Der Sänger Xavier Naidoo überraschte die Öffentlichkeit am Dienstagabend mit einem neuen Video, in dem er sich für das Verbreiten von Verschwörungstheorien entschuldigt. "Ich war von Verschwörungserzählungen geblendet", sagt Naidoo. Er habe Dinge gesagt und getan, die er heute bereue.

Ukraine-Krieg soll Umdenken ausgelöst haben

Anlass seines Umdenkens sei der Ukraine-Krieg, führt Naidoo aus. Die brutale russische Invasion habe ihn "bestürzt und aufgerüttelt", sagt er und erklärt zudem, seine Frau stamme aus der Ukraine. Unter dem Eindruck dieser Ereignisse habe er sich kritisch mit seinen eigenen Äußerungen in der Vergangenheit auseinandergesetzt:

"Ich habe erkannt, auf welchen Irrwegen ich mich teilweise befunden habe und dass ich in den letzten Jahren viele Fehler gemacht habe."

Und damit nicht genug: Für seine "verstörenden Äußerungen" möchte Naidoo sich entschuldigen.

"Nationalismus, Rassismus, Homophobie und Antisemitismus sind mit meinen Werten nicht vereinbar. Und ich verurteile diese aufs Schärfste."

Soweit, so gut. Natürlich ist Naidoos Schritt zunächst mal sehr zu begrüßen. Es ist nicht zu unterschätzen, dass ein derart prominenter Anhänger von Verschwörungsquatsch sich öffentlich distanziert. Ob hinter dem Schritt wirklich ernsthaftes Umdenken oder, wie manche vermuten, wirtschaftliche Überlegungen stehen, ist dabei zweitrangig: Das Signal als solches zählt. Und das ist gut. 

Wovon genau distanziert sich Naidoo?

Allerdings frage ich mich schon, wovon sich Naidoo denn eigentlich genau distanziert. Denn schon lange vor der Corona-Pandemie fischte der Mannheimer Sänger tief im Trüben, trat bei einer Veranstaltung der Reichsbürger auf, hielt Deutschland für ein besetztes Land und behauptete, der Antichrist persönlich stecke hinter der Klimaschutzbewegung Fridays For Future.

Nach Beginn der Pandemie drehte er den ohnehin schon verstörenden Ton dann noch lauter.

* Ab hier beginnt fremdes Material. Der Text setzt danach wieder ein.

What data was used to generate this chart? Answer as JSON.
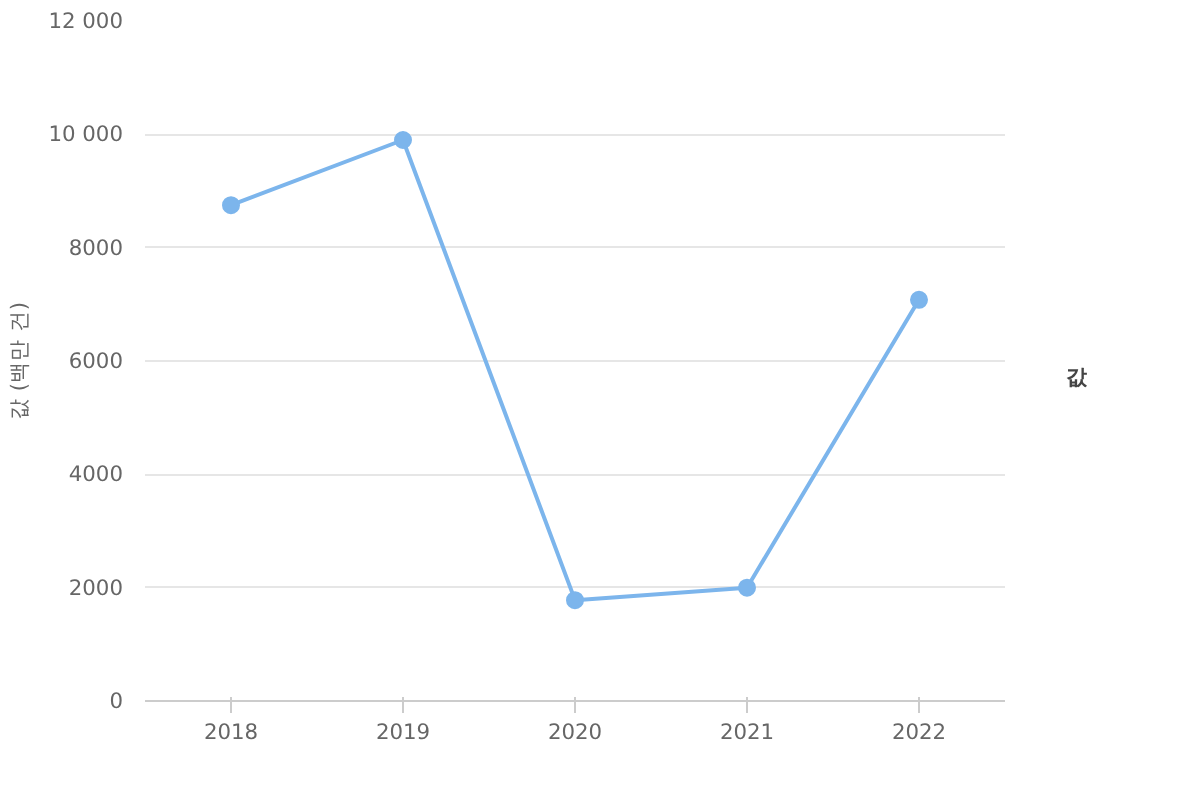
{
  "chart_data": {
    "type": "line",
    "ylabel": "값 (백만 건)",
    "categories": [
      "2018",
      "2019",
      "2020",
      "2021",
      "2022"
    ],
    "series": [
      {
        "name": "값",
        "color": "#7cb5ec",
        "values": [
          8750,
          9900,
          1780,
          2000,
          7080
        ]
      }
    ],
    "ylim": [
      0,
      12000
    ],
    "yticks": [
      0,
      2000,
      4000,
      6000,
      8000,
      {
        "value": 10000,
        "label": "10 000"
      },
      {
        "value": 12000,
        "label": "12 000"
      }
    ],
    "grid": "y",
    "legend": "right",
    "marker": "circle",
    "line_style": "solid"
  }
}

Was er über seinen Telegram-Kanal verbreitete bzw. verbreiten ließ, spottet jeglicher Beschreibung und soll an dieser Stelle keine weitere Verbreitung finden. Nur so viel: Ganz unverhohlener, offener Antisemitismus inklusive jüdischer Weltverschwörung sowie Rassismus inklusive dem rechtsradikalen Märchen vom "Krieg gegen die weiße Rasse". 

Starker Tobak, um es mal vorsichtig auszudrücken. Und um das alles hinter sich zu lassen und als das zu erkennen, was es ist, nämlich kruder Verschwörungswahn und Rassismus, genügte der Einmarsch Putins in die Ukraine? 

Naidoo soll Ross und Reiter nennen

Wenn es wirklich so war, umso besser. Das würde bedeuten, dass der Ausweg aus dem Labyrinth einfacher ist als viele glauben. Trotzdem sollte Naidoo, wenn es ihm mit seiner Entschuldigung ernst ist, nun auch bitte Ross und Reiter nennen. "Gegen Antisemitismus und Rassismus" zu sein, ist in der Bundesrepublik Deutschland eine Standardbehauptung, die ohnehin jede*r für sich beansprucht, auch Antisemit*innen und Rassist*innen.

Naidoo sollte stattdessen lieber ganz klar benennen, was er da für gefährlichen Dreck verbreitet hat – und zwar explizit und an einzelnen Beispielen, nicht einfach nur pauschal. Und er sollte die Namen derer nennen, die ihn offenkundig auf diesen Weg gebracht haben, darunter der libertäre Oliver Janich, aber sicher auch noch weitere neorechte Vor- und Querdenker*innen.

Kurzum: Dieser Weg wird ganz sicher kein leichter sein, aber es würde sich lohnen, ihn zu gehen. Und zwar konsequent bis zum Ende.